In theory, the existing classified language families are daughter languages of older and wider linguistically genealogical phylogenetic structures that of which the far majority of branches are dead ends, and it reaches so far back that we have no way of accurately getting a refined sense of orientation like the comparative method can conceptually inform us about to what degree post-agricultural internal branches within a family relate both laterally, representing something like time-depth/divergence, and width, representing the degree of similarity.

Afro Asiatic is then a very successful line that became a wide tree (even going beyond the comparative method in the earliest layers, a valid testament of its age), but in the advent of this lineage, to say that a few related lineages survived is not far-fetched to me. So yes, our ancestors might have spoken an AA-related language, or if the depth of relatedness was too high temporally, we would have registered it as an isolate, a patch, the remnant of a dead structure that AA was a part of.
Cushites and Nilo-Saharans have seemingly been intermingling since the beginning or almost since the beginning.
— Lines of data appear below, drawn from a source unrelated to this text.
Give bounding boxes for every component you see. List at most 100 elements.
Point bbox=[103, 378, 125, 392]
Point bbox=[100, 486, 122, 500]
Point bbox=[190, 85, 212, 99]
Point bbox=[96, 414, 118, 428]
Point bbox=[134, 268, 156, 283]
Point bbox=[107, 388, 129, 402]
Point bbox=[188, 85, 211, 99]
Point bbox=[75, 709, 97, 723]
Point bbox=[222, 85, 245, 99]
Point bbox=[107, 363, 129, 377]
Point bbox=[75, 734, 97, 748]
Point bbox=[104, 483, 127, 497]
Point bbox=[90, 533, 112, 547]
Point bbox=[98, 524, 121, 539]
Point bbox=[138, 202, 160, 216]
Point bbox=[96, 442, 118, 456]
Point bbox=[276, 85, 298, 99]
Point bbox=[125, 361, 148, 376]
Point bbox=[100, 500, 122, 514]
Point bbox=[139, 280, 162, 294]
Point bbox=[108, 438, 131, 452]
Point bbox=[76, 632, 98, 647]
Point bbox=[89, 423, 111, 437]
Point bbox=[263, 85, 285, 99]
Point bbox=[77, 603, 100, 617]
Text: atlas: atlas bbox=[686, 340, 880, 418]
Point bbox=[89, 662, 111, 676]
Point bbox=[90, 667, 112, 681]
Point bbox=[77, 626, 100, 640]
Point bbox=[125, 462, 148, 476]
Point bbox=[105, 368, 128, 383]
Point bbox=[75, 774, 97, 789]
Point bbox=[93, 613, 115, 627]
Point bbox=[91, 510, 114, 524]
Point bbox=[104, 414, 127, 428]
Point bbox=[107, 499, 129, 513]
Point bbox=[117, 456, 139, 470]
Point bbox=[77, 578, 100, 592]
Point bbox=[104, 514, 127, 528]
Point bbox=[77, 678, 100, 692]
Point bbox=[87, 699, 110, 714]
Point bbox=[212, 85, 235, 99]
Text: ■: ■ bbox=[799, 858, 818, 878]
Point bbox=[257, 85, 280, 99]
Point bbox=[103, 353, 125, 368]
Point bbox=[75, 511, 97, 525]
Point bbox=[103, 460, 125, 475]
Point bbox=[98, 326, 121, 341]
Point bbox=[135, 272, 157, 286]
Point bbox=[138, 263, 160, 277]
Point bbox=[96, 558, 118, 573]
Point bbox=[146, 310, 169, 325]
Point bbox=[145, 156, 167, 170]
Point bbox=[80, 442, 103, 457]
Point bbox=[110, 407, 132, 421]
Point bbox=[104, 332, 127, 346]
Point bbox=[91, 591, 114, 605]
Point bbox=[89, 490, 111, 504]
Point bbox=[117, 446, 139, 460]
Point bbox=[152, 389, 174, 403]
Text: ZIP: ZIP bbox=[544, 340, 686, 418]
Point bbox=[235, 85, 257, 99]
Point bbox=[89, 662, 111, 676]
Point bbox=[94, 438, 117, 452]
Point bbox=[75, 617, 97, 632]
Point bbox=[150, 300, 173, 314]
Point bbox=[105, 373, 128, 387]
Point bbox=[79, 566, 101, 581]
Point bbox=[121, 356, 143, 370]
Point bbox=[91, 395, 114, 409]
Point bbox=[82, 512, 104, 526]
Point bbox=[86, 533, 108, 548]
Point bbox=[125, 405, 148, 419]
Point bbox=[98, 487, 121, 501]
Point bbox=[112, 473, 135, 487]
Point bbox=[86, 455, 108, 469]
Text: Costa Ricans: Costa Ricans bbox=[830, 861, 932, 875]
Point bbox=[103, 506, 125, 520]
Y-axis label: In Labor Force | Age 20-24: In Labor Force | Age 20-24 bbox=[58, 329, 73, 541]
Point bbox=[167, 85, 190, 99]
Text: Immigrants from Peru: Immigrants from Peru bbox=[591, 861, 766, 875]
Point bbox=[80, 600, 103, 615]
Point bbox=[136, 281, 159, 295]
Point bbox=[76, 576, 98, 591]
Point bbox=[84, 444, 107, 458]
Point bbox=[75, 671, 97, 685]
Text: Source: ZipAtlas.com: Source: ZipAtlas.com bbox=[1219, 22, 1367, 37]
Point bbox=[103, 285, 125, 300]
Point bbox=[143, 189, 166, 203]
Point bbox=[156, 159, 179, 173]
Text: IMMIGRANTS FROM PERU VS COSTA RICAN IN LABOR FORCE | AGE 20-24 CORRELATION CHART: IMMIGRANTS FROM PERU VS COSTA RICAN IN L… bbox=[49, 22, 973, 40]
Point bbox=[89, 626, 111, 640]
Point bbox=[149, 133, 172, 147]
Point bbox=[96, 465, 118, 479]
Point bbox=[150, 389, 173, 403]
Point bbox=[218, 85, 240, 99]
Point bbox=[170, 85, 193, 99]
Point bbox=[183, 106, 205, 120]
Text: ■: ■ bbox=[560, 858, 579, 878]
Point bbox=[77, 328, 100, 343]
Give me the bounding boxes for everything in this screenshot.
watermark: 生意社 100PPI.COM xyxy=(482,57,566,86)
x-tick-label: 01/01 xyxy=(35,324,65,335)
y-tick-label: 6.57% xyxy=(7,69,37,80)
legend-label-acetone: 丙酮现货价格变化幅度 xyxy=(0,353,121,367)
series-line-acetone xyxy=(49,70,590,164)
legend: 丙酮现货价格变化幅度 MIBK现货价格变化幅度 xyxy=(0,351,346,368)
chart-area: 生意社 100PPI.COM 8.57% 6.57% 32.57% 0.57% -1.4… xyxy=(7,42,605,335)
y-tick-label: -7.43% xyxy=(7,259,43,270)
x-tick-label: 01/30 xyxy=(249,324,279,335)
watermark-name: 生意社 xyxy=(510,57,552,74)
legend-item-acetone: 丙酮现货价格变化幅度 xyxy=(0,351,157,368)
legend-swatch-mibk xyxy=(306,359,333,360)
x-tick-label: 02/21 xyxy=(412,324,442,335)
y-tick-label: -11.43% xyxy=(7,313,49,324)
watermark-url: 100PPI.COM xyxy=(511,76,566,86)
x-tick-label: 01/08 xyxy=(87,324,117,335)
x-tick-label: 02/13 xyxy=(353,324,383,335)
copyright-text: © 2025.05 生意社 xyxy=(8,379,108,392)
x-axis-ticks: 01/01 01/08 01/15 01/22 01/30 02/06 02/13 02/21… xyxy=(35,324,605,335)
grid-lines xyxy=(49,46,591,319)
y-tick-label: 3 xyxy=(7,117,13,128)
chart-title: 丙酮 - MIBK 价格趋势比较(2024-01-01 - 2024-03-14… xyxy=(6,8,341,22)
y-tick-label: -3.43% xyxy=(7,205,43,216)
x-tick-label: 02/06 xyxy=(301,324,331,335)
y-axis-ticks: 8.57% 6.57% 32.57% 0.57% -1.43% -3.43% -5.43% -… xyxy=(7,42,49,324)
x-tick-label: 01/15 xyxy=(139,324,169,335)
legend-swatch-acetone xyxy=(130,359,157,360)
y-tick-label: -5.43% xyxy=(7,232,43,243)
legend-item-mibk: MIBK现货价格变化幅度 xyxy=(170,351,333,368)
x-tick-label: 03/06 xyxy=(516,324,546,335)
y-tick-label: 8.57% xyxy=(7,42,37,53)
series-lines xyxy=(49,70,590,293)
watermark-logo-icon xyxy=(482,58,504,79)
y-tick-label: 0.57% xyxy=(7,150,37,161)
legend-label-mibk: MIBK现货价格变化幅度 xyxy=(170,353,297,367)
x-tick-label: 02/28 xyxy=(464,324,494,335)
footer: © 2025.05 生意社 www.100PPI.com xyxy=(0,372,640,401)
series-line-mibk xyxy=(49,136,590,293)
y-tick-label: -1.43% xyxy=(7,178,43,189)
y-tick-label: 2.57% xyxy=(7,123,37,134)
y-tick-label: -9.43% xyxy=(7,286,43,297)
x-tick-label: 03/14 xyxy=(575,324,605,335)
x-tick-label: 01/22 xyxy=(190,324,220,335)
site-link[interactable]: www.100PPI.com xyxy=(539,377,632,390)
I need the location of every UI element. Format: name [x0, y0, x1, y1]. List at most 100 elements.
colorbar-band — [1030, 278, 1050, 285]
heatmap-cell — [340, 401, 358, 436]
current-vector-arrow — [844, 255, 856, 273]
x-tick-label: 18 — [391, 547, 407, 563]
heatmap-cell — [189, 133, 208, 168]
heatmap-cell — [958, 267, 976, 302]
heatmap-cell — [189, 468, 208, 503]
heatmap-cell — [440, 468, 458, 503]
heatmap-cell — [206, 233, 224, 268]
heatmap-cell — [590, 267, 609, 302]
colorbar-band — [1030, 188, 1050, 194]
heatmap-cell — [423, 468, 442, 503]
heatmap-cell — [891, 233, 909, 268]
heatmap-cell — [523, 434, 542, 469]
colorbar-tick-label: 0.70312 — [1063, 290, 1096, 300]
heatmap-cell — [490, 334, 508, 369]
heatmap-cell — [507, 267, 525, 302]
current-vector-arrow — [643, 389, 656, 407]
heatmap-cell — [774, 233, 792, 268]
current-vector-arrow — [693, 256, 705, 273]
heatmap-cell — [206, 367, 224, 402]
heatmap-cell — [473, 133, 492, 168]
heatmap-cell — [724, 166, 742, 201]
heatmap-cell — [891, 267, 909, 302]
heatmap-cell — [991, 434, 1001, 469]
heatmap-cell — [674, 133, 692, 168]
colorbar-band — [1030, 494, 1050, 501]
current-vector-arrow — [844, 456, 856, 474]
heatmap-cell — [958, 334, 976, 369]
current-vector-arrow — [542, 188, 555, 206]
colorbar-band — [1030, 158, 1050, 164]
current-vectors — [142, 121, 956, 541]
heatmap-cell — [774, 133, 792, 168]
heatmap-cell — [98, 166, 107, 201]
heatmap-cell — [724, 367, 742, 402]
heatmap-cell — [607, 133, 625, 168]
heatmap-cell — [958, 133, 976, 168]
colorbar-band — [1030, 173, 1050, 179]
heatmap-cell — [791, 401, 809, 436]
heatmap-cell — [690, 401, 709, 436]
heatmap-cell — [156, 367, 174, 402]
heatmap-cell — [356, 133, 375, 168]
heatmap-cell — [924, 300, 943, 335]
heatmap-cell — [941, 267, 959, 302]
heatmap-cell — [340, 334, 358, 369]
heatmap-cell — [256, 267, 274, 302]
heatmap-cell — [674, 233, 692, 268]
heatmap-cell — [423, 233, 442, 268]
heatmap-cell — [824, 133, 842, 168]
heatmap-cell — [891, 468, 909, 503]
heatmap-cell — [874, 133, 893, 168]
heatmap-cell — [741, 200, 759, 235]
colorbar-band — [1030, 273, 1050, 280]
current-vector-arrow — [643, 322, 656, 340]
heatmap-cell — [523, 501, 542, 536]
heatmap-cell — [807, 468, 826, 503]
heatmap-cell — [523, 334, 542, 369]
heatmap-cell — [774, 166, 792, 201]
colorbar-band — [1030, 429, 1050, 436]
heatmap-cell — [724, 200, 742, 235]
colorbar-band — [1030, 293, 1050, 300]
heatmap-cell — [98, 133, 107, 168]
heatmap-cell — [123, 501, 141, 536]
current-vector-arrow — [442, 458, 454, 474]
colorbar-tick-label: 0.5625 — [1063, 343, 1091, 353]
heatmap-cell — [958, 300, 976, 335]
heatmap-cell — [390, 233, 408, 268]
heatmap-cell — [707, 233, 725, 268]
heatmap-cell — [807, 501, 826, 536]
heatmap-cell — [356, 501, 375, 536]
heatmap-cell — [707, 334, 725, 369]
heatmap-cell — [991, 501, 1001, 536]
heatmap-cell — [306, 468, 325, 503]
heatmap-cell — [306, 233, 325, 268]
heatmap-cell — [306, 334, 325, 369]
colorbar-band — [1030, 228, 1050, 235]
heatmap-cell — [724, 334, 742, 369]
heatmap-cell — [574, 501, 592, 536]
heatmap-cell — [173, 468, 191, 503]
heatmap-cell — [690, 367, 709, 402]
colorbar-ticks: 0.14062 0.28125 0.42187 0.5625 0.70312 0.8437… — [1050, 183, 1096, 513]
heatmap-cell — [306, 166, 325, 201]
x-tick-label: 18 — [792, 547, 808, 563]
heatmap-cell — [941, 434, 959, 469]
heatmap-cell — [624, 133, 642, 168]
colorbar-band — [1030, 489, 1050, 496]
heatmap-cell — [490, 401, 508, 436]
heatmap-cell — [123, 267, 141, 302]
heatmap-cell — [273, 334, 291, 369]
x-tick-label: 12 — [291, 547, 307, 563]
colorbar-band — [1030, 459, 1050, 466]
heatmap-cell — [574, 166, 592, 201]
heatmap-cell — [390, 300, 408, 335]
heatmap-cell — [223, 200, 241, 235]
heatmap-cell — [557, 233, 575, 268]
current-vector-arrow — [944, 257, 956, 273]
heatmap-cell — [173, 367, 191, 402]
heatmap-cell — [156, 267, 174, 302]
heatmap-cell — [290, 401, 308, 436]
There is evidence of contact going back about 8,500 years:

The evidence that Proto-sahelian borrowed its words for “goat” from an already distinct ancestral beja language in the later seventh millennium6 supports the conclusion that the initial divergence of Proto-Cushitic into the Beja (North Cushitic) branch and Agäw-East-South-Cushitic branches began before 6500 BCE - History and the Testimony of Language by Christopher Ehret

There is some reason to believe Waaqism has some roots in contact with Nilo-Saharans:

According to Ehret, the religious beliefs of the proto-Cushites were a mixture of two distinct religious traditions. Probably as early as the seventh millennium BCE, the Cushites in parts of eastern Africa blended their traditional Afro-Asiatic religion with aspects of the religious tradition of their Sudanic neighbours. Specifically, they exchanged their belief in a clan deity with the Sudanic concept of "Divinity", expanding the use of the old Cushitic root for "sky" (waak'a) to also extend to "Divinity". However, they retained their older institution of a clan priest-chief (or *wap'er), with the *wap'er's religious duties now re-directed toward Divinity. The Cushites also retained the old Afrasian practice of ascribing unfortunate occurrences to maleficent spirits, but also sometimes viewed evil as Divine retribution. - The Civilizations of Africa: a History to 1800 by Christopher Ehret

That's contact from before our ancestors even started appearing in the Horn around 5,000 years ago. Well before. And at a time when North-Cushitic and Proto-Agaw-East-South were just somewhat split. And it's important to notice that the main distinction between Cushites and other Afro-Asiatics is pronounced AEA (Ancestral East African)/ proto-Nilotic ancestry and then the only non-AA element we see any evidence of Cushites making extensive contact with is mostly NS which does it make it quite likely that the people we got all this extra Proto-Nilotic and A-M13 from were actual NS speakers.

My personal thinking is that NS speakers were probably always quite dominant in places like Upper Nubia and western Sudan whereas Cushites were always quite predominant along Lower Nubia and the Red Sea hills though there was most likely a lot of overlap like there has been over the last few thousand years, especially along the Nile. A sort of mirror image of each other:

CXpYy76.png


The Cushitic urheimat basically seems to be Lower Nubia, the Eastern Desert, the Red Sea Hills and northern Eritrea from what I can surmise.